7.         Very few will help the missionaries.
8.         Very few will help with church activities and parties.

            The man I was talking to stopped me.  He said, “Jon, you misunderstood what I asked, I wanted you to tell me about how the members of the church were in Hungary, not here in Scottsdale!”

            So people are the same all over the world!  President Monson, what a sweet man, was the prime example of filling one’s life in the work of the Lord.  Always worrying about the poor, the sick, the needy.  Always stopping off at a hospital or a care facility or a home to visit someone who needed to know that they were loved and that someone knew they were alive.  How long of a reception line do you think he had when he awoke in Paradise?  Think of the thousands and thousands of people whom he touched.  Think of those who wondered if they were worth anything and then have the prophet of God walk into their room and say, “Hi, could I please visit with you?”  Alma 5:14 “And now behold, I ask of you, my brethren of the church, have ye spiritually been born of God? Have ye received his image in your countenances? Have ye experienced this mighty change in your hearts?”  Thomas S Monson was the epitome of such a person.
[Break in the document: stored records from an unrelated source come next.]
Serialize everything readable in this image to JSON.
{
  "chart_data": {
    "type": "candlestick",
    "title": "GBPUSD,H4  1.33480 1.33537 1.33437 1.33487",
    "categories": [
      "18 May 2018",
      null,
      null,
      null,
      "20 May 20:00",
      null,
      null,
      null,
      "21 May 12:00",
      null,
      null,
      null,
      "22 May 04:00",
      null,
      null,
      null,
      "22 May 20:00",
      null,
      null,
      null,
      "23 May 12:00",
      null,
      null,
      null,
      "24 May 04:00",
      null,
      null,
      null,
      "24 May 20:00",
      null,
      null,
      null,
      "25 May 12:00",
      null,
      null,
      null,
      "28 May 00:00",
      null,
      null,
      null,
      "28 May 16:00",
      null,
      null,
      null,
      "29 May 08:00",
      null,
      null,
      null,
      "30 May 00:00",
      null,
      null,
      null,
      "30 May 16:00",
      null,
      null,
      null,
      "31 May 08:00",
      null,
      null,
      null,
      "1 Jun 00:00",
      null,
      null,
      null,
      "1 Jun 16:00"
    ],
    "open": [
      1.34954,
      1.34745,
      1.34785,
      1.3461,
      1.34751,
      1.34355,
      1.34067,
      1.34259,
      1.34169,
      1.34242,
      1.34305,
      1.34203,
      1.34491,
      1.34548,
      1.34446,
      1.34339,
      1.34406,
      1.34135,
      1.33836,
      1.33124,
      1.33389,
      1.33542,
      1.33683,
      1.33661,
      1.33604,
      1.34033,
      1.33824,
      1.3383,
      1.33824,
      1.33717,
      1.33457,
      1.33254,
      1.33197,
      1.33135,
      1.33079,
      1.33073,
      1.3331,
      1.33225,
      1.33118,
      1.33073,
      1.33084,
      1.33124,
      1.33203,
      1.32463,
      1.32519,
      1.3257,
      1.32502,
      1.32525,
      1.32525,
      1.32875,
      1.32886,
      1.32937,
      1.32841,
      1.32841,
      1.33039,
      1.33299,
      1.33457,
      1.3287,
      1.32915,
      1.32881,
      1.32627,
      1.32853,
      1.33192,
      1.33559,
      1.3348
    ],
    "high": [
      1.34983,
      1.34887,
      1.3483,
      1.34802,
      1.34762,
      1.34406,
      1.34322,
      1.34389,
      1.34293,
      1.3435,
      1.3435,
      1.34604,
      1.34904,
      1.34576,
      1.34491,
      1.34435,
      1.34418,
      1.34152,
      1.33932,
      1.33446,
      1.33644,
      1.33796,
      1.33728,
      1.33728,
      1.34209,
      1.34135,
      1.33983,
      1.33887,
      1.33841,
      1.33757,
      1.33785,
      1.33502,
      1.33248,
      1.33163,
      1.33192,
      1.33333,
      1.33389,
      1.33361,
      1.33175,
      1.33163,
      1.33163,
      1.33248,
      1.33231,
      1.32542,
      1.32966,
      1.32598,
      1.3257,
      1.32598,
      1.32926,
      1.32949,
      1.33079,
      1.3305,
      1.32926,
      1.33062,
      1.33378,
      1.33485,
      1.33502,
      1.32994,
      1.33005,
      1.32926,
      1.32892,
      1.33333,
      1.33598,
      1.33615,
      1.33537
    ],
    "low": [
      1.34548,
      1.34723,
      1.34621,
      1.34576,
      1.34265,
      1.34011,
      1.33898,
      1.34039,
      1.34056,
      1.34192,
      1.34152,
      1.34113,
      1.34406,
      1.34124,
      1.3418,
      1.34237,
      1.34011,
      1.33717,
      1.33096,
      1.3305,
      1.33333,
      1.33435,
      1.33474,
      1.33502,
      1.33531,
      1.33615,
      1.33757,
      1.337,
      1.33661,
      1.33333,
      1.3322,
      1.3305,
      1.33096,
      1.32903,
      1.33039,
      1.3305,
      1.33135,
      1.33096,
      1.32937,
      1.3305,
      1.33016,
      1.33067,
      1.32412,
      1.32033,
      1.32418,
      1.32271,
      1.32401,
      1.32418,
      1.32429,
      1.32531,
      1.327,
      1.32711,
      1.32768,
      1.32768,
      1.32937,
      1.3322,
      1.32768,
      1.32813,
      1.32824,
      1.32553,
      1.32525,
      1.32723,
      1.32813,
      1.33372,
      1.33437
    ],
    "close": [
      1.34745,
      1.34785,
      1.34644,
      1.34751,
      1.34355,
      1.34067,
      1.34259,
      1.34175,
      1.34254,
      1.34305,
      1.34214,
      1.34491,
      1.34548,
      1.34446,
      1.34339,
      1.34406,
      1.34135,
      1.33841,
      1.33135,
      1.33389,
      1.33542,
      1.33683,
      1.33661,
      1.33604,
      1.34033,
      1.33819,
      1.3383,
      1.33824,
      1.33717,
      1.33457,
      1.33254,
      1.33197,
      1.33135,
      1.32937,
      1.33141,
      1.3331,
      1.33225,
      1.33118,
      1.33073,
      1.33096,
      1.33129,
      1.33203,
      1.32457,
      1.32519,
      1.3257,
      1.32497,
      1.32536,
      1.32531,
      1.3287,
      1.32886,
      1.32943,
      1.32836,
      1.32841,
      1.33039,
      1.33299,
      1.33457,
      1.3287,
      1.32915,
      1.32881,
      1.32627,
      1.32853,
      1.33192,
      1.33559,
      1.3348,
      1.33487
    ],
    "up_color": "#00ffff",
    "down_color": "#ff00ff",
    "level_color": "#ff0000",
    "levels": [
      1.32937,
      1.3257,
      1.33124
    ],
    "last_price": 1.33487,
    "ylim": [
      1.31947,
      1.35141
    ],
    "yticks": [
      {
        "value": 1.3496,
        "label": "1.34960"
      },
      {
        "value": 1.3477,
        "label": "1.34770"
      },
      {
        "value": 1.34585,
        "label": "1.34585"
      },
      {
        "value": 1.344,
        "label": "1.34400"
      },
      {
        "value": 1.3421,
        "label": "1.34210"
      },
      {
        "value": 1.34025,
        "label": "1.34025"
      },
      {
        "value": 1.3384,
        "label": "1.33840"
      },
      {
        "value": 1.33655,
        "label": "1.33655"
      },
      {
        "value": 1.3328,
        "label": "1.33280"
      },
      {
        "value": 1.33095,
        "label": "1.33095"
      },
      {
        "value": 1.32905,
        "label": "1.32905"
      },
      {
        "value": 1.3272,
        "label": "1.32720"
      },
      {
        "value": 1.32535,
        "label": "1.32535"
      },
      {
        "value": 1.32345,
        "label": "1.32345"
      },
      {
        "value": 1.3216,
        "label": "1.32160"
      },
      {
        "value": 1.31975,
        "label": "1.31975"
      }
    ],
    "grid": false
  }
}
            You ask what your mom and I are doing in Hungary.  Simply trying to be 1/1000th of the person that Thomas S. Monson was.  If we succeed, we will have reached many people who wonder every day, “Does anyone know I am here?”  We have come to realize that the truly lonely and needy are not the ones begging on the streets.  It is the destitute trying to pay the bills, make sure that heat in coming in the house, worrying about food for their children.  They are the silent ones.  The problem, they are the hardest to find.  But those are the ones that Thomas S. Monson was able to find.  Those are the ones that we are attempting to find.  Are we having success, absolutely.  We have been called of God to be the face of Jesus Christ in helping the poor and the needy.  We have been directed in miraculous ways to find those that need help.  It is not Jane and Jon Moser being successful.  We would have failed the first month a year ago if it was left to us.  With the Lords guidance and direction, all success we have had and that we will have is because of Him whom we love, honor, cherish, obey and serve. 

            We thank God for sending us Thomas S. Monson to set an example how we all should deal with those in need.  How we should treat all people, with kindness and respect.  May we never lose the memories of Thomas S. Monson.  May we always try to emulate his example of showing love to all people.  If we do, we are only in the service of our God and what could be more rewarding than serving the Master?